Showing posts with label street life. Show all posts
Showing posts with label street life. Show all posts

Sunday, December 5, 2010

"Live" from Art Basel Miami Beach -- "Pass-Through" Dining Enlivens the Street

Outdoor eating is rightly believed to enliven a street. Being outside can also make eating more fun for patrons. Miami has a number of eating establishments that take advantage of very small spaces with a variation on a sidewalk cafe. This variation is serving people using a pass-through or having people eat at a counter where the food preparation is done inside and the customer eats outside.

An excellent example is La Sandwicherie, on 14th Street and Collins Court (effectively, an alley that runs parallel to Collins and Washington avenues) in Miami Beach. La Sandwicherie is less than 10 feet deep (see bottom photo of its short side), which includes work space, storage, and a passageway. Patrons sit on stools or stand at the counter, under the protection (if necessary) of an awning (see middle photo).

"Yes, Andrew, this is very nice for a warm climate like Miami's". Yes, Miami's weather (short of the hurricanes) is conducive for this type of restaurant design. However, there is ample evidence that people are willing to eat outdoors in much cooler weather. Just look at the success of cafes in Paris during non-summer months. Find a busy crevice in a temperate climate where people are hungry, and this type of design might work for most of the year.

Monday, November 1, 2010

Halloween Redux -- Halsted Street's Fantasies Improve Public Life

As I wrote the other day, Halloween is an important revelatory event ("Terror and Tacos in Portage and Albany Parks, Respectively"). For the first time, I went to the Halsted Street Halloween parade in Boystown in Lakeview. The juxtaposition of images and characters can be very creatively stimulating: Pacman chased by a dominatrix (really a by a ghost, but the "lady" with a whip is not far behind); a chicken appearing to hold a news conference; and guys with an excuse not to wear much.

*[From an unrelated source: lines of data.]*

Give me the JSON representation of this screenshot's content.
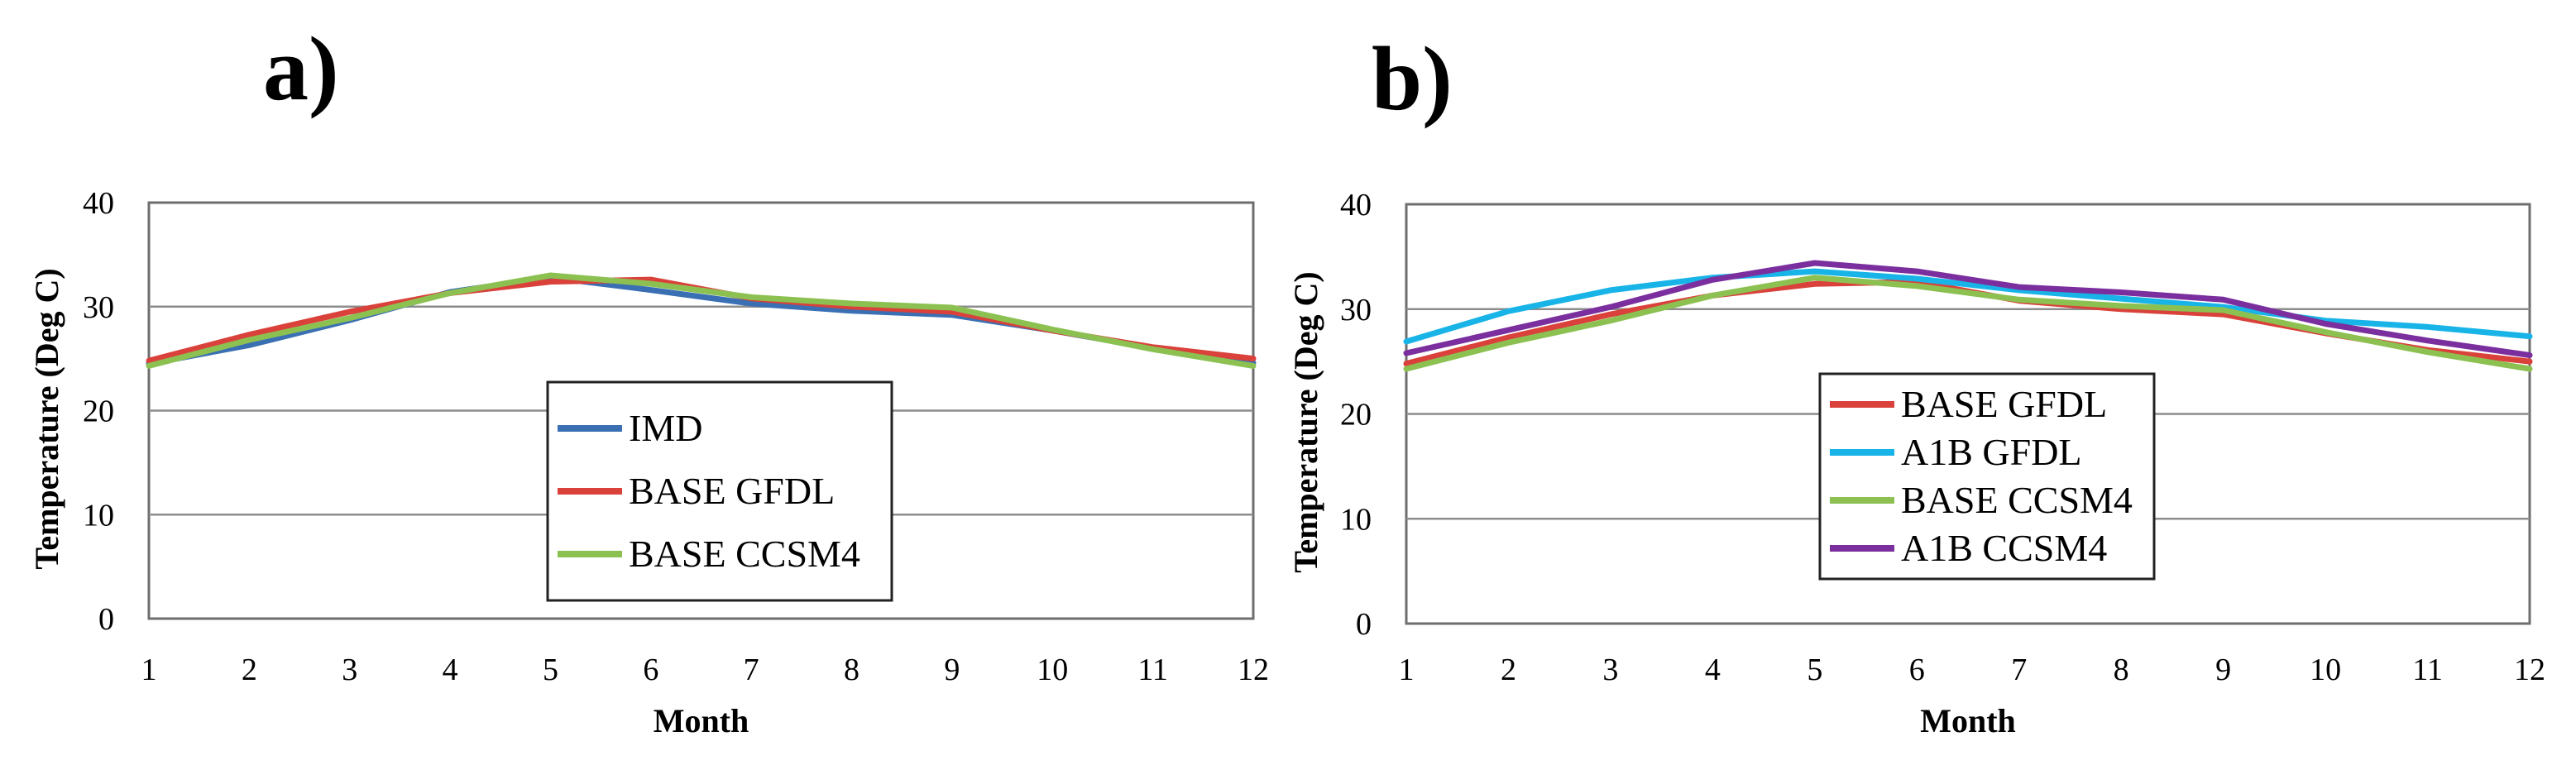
{
  "chart_data": [
    {
      "type": "line",
      "panel_label": "a)",
      "xlabel": "Month",
      "ylabel": "Temperature (Deg C)",
      "x": [
        1,
        2,
        3,
        4,
        5,
        6,
        7,
        8,
        9,
        10,
        11,
        12
      ],
      "x_tick_labels": [
        "1",
        "2",
        "3",
        "4",
        "5",
        "6",
        "7",
        "8",
        "9",
        "10",
        "11",
        "12"
      ],
      "ylim": [
        0,
        40
      ],
      "y_ticks": [
        0,
        10,
        20,
        30,
        40
      ],
      "y_tick_labels": [
        "0",
        "10",
        "20",
        "30",
        "40"
      ],
      "grid": true,
      "legend_position": "center",
      "series": [
        {
          "name": "IMD",
          "color": "#3a6fb3",
          "values": [
            24.5,
            26.3,
            28.7,
            31.4,
            32.8,
            31.6,
            30.3,
            29.6,
            29.2,
            27.7,
            26.0,
            24.6
          ]
        },
        {
          "name": "BASE GFDL",
          "color": "#d9413a",
          "values": [
            24.8,
            27.3,
            29.5,
            31.3,
            32.4,
            32.6,
            30.8,
            30.0,
            29.5,
            27.7,
            26.1,
            25.0
          ]
        },
        {
          "name": "BASE CCSM4",
          "color": "#8cc152",
          "values": [
            24.3,
            26.8,
            28.9,
            31.3,
            33.0,
            32.2,
            30.9,
            30.3,
            29.9,
            27.8,
            25.9,
            24.3
          ]
        }
      ]
    },
    {
      "type": "line",
      "panel_label": "b)",
      "xlabel": "Month",
      "ylabel": "Temperature (Deg C)",
      "x": [
        1,
        2,
        3,
        4,
        5,
        6,
        7,
        8,
        9,
        10,
        11,
        12
      ],
      "x_tick_labels": [
        "1",
        "2",
        "3",
        "4",
        "5",
        "6",
        "7",
        "8",
        "9",
        "10",
        "11",
        "12"
      ],
      "ylim": [
        0,
        40
      ],
      "y_ticks": [
        0,
        10,
        20,
        30,
        40
      ],
      "y_tick_labels": [
        "0",
        "10",
        "20",
        "30",
        "40"
      ],
      "grid": true,
      "legend_position": "center",
      "series": [
        {
          "name": "BASE GFDL",
          "color": "#d9413a",
          "values": [
            24.8,
            27.3,
            29.5,
            31.3,
            32.4,
            32.6,
            30.8,
            30.0,
            29.5,
            27.7,
            26.1,
            25.0
          ]
        },
        {
          "name": "A1B GFDL",
          "color": "#18b4e8",
          "values": [
            26.9,
            29.8,
            31.8,
            33.0,
            33.6,
            32.9,
            31.8,
            31.0,
            30.2,
            28.9,
            28.3,
            27.4
          ]
        },
        {
          "name": "BASE CCSM4",
          "color": "#8cc152",
          "values": [
            24.3,
            26.8,
            28.9,
            31.3,
            33.0,
            32.2,
            30.9,
            30.3,
            29.9,
            27.8,
            25.9,
            24.3
          ]
        },
        {
          "name": "A1B CCSM4",
          "color": "#7b2f9e",
          "values": [
            25.8,
            28.0,
            30.2,
            32.8,
            34.4,
            33.6,
            32.1,
            31.6,
            30.9,
            28.6,
            27.0,
            25.6
          ]
        }
      ]
    }
  ]
}
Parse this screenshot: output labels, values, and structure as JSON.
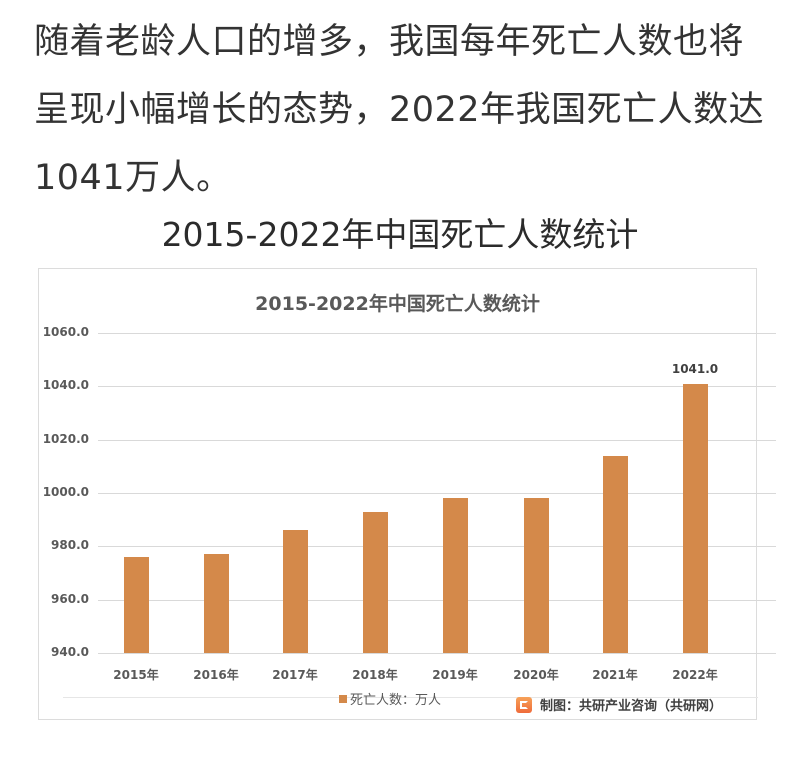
{
  "article": {
    "paragraph": "随着老龄人口的增多，我国每年死亡人数也将呈现小幅增长的态势，2022年我国死亡人数达1041万人。",
    "chart_heading": "2015-2022年中国死亡人数统计"
  },
  "chart": {
    "title": "2015-2022年中国死亡人数统计",
    "yticks": [
      "1060.0",
      "1040.0",
      "1020.0",
      "1000.0",
      "980.0",
      "960.0",
      "940.0"
    ],
    "xticks": [
      "2015年",
      "2016年",
      "2017年",
      "2018年",
      "2019年",
      "2020年",
      "2021年",
      "2022年"
    ],
    "data_label_2022": "1041.0",
    "legend_label": "死亡人数：万人",
    "source_label": "制图：共研产业咨询（共研网）",
    "bar_color": "#d4894a"
  },
  "chart_data": {
    "type": "bar",
    "title": "2015-2022年中国死亡人数统计",
    "xlabel": "",
    "ylabel": "",
    "categories": [
      "2015年",
      "2016年",
      "2017年",
      "2018年",
      "2019年",
      "2020年",
      "2021年",
      "2022年"
    ],
    "series": [
      {
        "name": "死亡人数：万人",
        "values": [
          976,
          977,
          986,
          993,
          998,
          998,
          1014,
          1041
        ]
      }
    ],
    "data_labels": {
      "2022年": "1041.0"
    },
    "ylim": [
      940,
      1060
    ],
    "ytick_step": 20,
    "grid": true,
    "legend_position": "bottom",
    "annotation": "制图：共研产业咨询（共研网）"
  }
}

These types of events -- carnivals, parades, street fairs -- can also be remarkably important in developing and maintaining a civil and, dare I say, a loving public life. We can learn about, learn from, and value difference. Most human differences -- food, clothing, speech patterns, etc. -- are utterly unimportant, but acquire monstrous meaning in a vacuum. With a human (or Pacman) face, these differences can be seen as harmless, and as enriching, as they have the potential to be.

Next year I will be in the parade itself and, perhaps, outdo the chicken.